Per la FILLEA CGIL Calabria è ora il momento di consolidare questi numeri e puntare su un’edilizia di qualità, sicura e sostenibile. Il sindacato ribadisce la necessità di procedere al rinnovo dei Contratti Collettivi Provinciali (CCPL) scaduti, per garantire maggiori diritti, tutele e welfare ai circa 18.000 lavoratori edili calabresi.
Attraverso la contrattazione, sottolinea la FILLEA, occorre un supporto concreto alle aziende regolari che rispettano i contratti e assicurano condizioni lavorative dignitose. Queste imprese meritano forme di premialità, anche nell’ambito della contrattazione territoriale.

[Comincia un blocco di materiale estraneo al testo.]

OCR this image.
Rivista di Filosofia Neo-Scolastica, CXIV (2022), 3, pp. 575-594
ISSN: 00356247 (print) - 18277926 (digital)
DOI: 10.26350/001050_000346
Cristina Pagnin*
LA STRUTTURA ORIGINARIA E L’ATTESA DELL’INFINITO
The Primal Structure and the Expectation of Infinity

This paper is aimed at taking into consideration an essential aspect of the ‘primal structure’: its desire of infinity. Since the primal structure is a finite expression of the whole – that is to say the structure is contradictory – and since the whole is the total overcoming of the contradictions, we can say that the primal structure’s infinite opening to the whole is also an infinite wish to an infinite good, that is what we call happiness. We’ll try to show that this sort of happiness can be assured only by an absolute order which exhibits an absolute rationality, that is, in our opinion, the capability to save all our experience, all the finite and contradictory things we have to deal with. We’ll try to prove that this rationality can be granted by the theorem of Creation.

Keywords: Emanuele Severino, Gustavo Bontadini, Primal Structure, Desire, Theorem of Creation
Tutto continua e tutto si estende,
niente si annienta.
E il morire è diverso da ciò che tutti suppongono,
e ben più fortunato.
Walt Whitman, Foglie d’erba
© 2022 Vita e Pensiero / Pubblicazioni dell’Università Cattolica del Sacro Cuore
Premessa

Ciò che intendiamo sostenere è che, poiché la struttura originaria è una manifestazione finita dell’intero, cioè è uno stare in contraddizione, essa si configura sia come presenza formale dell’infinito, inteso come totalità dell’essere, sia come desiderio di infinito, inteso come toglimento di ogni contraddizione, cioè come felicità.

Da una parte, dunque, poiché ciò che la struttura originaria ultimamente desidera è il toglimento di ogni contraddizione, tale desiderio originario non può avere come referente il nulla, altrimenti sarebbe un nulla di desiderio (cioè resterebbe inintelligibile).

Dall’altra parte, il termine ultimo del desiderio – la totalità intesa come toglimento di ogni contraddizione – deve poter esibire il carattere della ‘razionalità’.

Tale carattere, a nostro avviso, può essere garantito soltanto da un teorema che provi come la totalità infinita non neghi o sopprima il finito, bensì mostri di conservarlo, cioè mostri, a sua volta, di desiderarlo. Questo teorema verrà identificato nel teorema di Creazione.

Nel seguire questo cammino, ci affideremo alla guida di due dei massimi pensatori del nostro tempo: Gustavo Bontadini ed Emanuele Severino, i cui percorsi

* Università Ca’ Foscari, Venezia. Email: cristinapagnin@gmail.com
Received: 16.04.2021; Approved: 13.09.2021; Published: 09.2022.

Non meno urgente è l’avvio di un Piano Straordinario di Formazione, in vista dei grandi investimenti in arrivo: la SS 106 Jonica, la Galleria Santomarco e le opere del PNRR. È indispensabile preparare tecnici e operai qualificati ed evitare che la mancanza di manodopera specializzata rallenti l’apertura dei cantieri.
«Un’edilizia di qualità, sicura e sostenibile è possibile – ribadisce la FILLEA CGIL –: va costruita attraverso lavoro buono, contratti giusti e un investimento mirato nel capitale umano».